発信は、目に見える数字としてすぐには表れないかもしれません。けれど、知恵が循環する業界は、人がとどまりやすい業界でもあります。協働化の追い風は、効率の話であると同時に、人が育ち、残っていく土台づくりの話でもあるのです。

制度の追い風がある今こそ、最初の一歩を

「協働化に取り組もう」と言われても、現場の一人にできることは限られていると感じるかもしれません。でも、難しく考える必要はありません。あなたが今日の現場で感じた小さな工夫を、言葉にして分かち合うこと——それが、もっとも身近な協働化です。

何から書けばいいか迷うなら、まずは直近1週間を振り返り、「これは良かった」「これは難しかった」と感じた場面を1つ選んでみてください。具体的なお題の引き出しは何を書けばいいか分からない人へ — 介護現場で「書けるネタ」40の引き出しにたくさん並べています。完璧を目指す必要はありません。500文字でも、ひとつの工夫が伝われば、それは業界の資産です。

そして、書く側だけでなく「読んで反応する側」も、この循環を支える大切な担い手です。

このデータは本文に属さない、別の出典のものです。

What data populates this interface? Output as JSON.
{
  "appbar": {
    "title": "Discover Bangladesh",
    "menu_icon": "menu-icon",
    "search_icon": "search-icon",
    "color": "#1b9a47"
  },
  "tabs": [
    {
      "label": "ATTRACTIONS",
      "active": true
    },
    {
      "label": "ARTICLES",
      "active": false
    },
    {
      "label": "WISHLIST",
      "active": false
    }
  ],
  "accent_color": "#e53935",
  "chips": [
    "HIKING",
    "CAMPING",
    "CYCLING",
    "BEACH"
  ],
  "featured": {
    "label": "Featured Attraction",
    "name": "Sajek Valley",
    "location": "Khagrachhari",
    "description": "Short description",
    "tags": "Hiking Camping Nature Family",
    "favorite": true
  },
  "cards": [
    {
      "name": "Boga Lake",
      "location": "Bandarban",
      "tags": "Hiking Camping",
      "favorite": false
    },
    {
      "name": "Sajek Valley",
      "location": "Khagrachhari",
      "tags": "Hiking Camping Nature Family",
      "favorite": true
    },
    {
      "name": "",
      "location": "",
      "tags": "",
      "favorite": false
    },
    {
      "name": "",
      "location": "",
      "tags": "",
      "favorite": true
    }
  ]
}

いいねやコメントが、書き手の次の一本を後押しする——その仕組みは「読む側」が発信文化を育てる — コメント・いいね・ブックマークが書き手の「次の1本」を生む5つの理由でお伝えしています。

「1本書いてみたら、次はどう続ければいいんだろう」と感じたら、「1本目」で終わらせない — 介護現場の発信を続ける人がやっている5つの習慣もあわせてご覧ください。

まとめ — 知恵を分かち合うことが、これからの働き方になる

2026年、介護の制度は「生産性向上・協働化」を後押しする方向に動きました。難しい言葉に見えても、その本質は「一人で抱え込まず、知恵を持ち寄ること」。そして、現場の介護福祉職にとってのいちばん身近な協働化が、発信です。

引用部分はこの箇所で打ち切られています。